Sur les rives de cette rivière si claire, sans crues violentes, sans périodes de trop basses eaux, surgirent aussi de nombreuses manufactures : tanneries, papeteries, huileries, soieries, toileries, minoteries, confiseries, tuileries, fabriques de couvertures, de chaux, de plâtre, moulins pour la garance… La ville devint alors un haut lieu d’échanges. Et puis, comme la rivière coule et que les temps changent, la belle joyeuse s’est peu à peu endormie pour entrer dans le XXème siècle, comme une petite ville de province, bien particulière pourtant, qui verra naître, grandir, vivre René Char qui recevra plus tard ses amis, Paul Éluard, Man Ray, Georges Bataille, Albert Camus, Henriette Grindat, Nicolas de Staël, Martin Heidegger, Georges Braque, Vieira da Silva, Arpád Szenes, Yvonne et Christian Zervos, Jean Beaufret, Jean et Valentine Hugo, Tristan Tzara, Greta Knutson…
C’est aussi dans cette petite ville qu’en 1870, deux frères, Léon et Eugène Geoffroy, firent construire une belle bâtisse, reliée par un bras de Sorgue à la maison d’enfance de Char. Cette villa sera plus tard celle d’Albert Gassier, un des pères des foires d’antiquités de l’Isle, qui fera du marché des antiquaires une véritable institution du dimanche matin et qui créera « L’Isle aux brocantes ».
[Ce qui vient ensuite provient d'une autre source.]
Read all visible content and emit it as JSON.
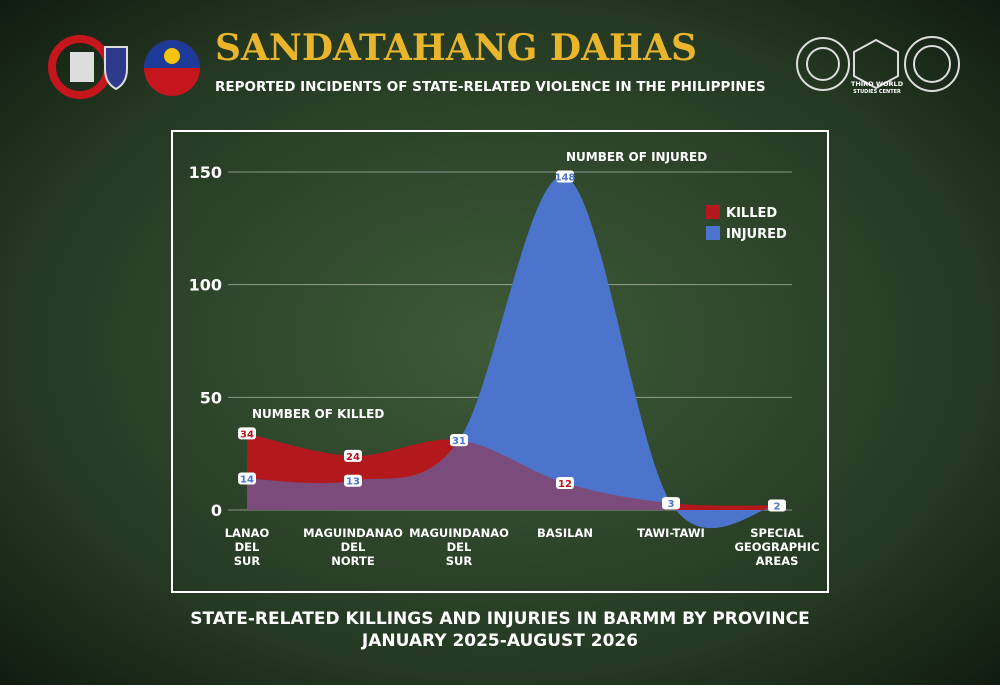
{
  "header": {
    "title": "SANDATAHANG DAHAS",
    "subtitle": "REPORTED INCIDENTS OF STATE-RELATED VIOLENCE IN THE PHILIPPINES",
    "logo_text": [
      "THIRD WORLD",
      "STUDIES CENTER"
    ]
  },
  "chart_data": {
    "type": "area",
    "categories": [
      "LANAO DEL SUR",
      "MAGUINDANAO DEL NORTE",
      "MAGUINDANAO DEL SUR",
      "BASILAN",
      "TAWI-TAWI",
      "SPECIAL GEOGRAPHIC AREAS"
    ],
    "series": [
      {
        "name": "KILLED",
        "color": "#b3191c",
        "values": [
          34,
          24,
          31,
          12,
          3,
          2
        ]
      },
      {
        "name": "INJURED",
        "color": "#4c74cc",
        "values": [
          14,
          13,
          31,
          148,
          3,
          2
        ]
      }
    ],
    "ylim": [
      0,
      150
    ],
    "yticks": [
      0,
      50,
      100,
      150
    ],
    "grid": true,
    "legend": "upper right",
    "annotations": [
      "NUMBER OF KILLED",
      "NUMBER OF INJURED"
    ],
    "caption": [
      "STATE-RELATED KILLINGS AND INJURIES IN BARMM BY PROVINCE",
      "JANUARY 2025-AUGUST 2026"
    ]
  }
}
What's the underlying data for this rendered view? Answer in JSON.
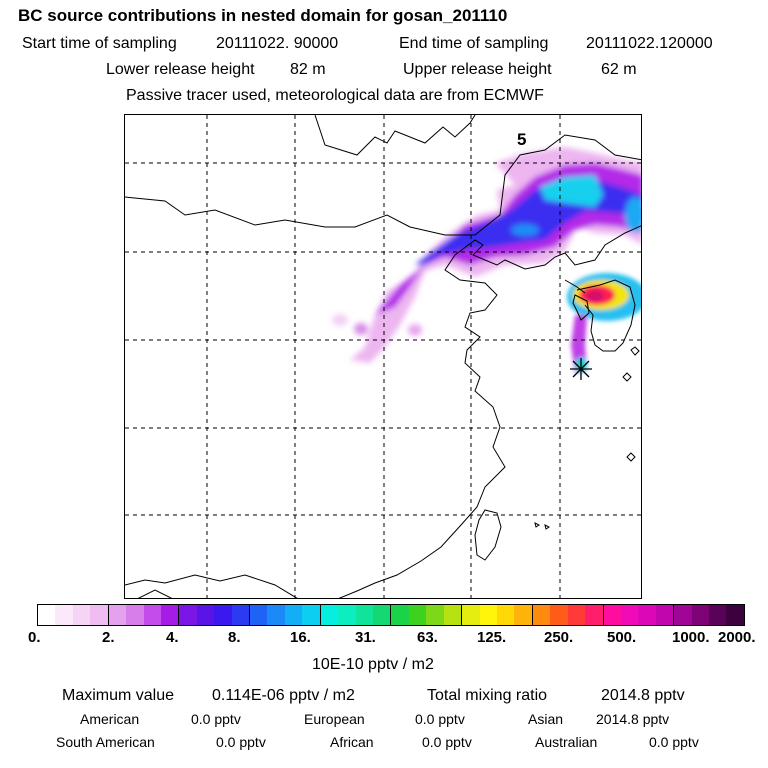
{
  "header": {
    "title": "BC  source contributions in nested domain for gosan_201110",
    "start_label": "Start time of sampling",
    "start_value": "20111022. 90000",
    "end_label": "End time of sampling",
    "end_value": "20111022.120000",
    "lower_label": "Lower release height",
    "lower_value": "82 m",
    "upper_label": "Upper release height",
    "upper_value": "62 m",
    "tracer_note": "Passive tracer used, meteorological data are from ECMWF"
  },
  "map": {
    "panel_number": "5"
  },
  "colorbar": {
    "colors": [
      "#ffffff",
      "#fbe8fb",
      "#f5d4f6",
      "#efbdf2",
      "#e4a1ee",
      "#d77eea",
      "#c44ce8",
      "#a51ce6",
      "#7b16e6",
      "#5a14e8",
      "#3a18ee",
      "#2a3bf2",
      "#1f63f6",
      "#1b8af7",
      "#12aff6",
      "#0ccfef",
      "#06eedf",
      "#0ceec0",
      "#10e49a",
      "#14d873",
      "#1ad348",
      "#3ed21e",
      "#7ed81a",
      "#b6e214",
      "#e4ec10",
      "#fff50a",
      "#ffd808",
      "#ffb20a",
      "#ff8a10",
      "#ff5c1a",
      "#ff3a38",
      "#ff1e6b",
      "#ff0d9e",
      "#f00ab8",
      "#dc08b8",
      "#c006ac",
      "#a00596",
      "#7d0377",
      "#5a0257",
      "#3d0140"
    ],
    "tick_labels": [
      "0.",
      "2.",
      "4.",
      "8.",
      "16.",
      "31.",
      "63.",
      "125.",
      "250.",
      "500.",
      "1000.",
      "2000."
    ],
    "units": "10E-10 pptv / m2"
  },
  "footer": {
    "max_label": "Maximum value",
    "max_value": "0.114E-06 pptv / m2",
    "total_label": "Total mixing ratio",
    "total_value": "2014.8 pptv",
    "american_label": "American",
    "american_value": "0.0 pptv",
    "european_label": "European",
    "european_value": "0.0 pptv",
    "asian_label": "Asian",
    "asian_value": "2014.8 pptv",
    "south_american_label": "South American",
    "south_american_value": "0.0 pptv",
    "african_label": "African",
    "african_value": "0.0 pptv",
    "australian_label": "Australian",
    "australian_value": "0.0 pptv"
  }
}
C’est ici que Michel Biehn installera un temps ses étoffes. Et aujourd’hui, c’est cette maison-là que Danièle Marcovici et Tristan Fourtine, amoureux des Arts, ont décidé d’ouvrir à la sculpture contemporaine e­t à ses expressions multiples, pour en faire un lieu où l’on donne à voir, où l’on donne à découvrir. Il y a eu cette île, ville d’accueil, d’échanges, de fêtes sur cette Sorgue, sur celle qui surgit et fait surgir. Il y a eu aussi cette maison au bord de l’eau, qui regarde le cœur de l’Isle. Et puis il y a eu Danièle et Tristan. Sans peut-être vraiment le savoir, à la manière de ces pêcheurs qui par leur imagination et leur engagement ont donné toute sa valeur à un marécage, à la manière de cette confrérie qui en son temps avait inventé la solidarité, ils ont rassemblé autour d’une belle maison fatiguée, un groupe d’amis pour donner naissance à un lieu de création, de rencontres, d’échanges, de culture, de rayonnement… faisant écho peut-être aussi au temps où Char et ses amis se retrouvaient, ici, sous les collines sèches, à l’ombre de la Sorgue.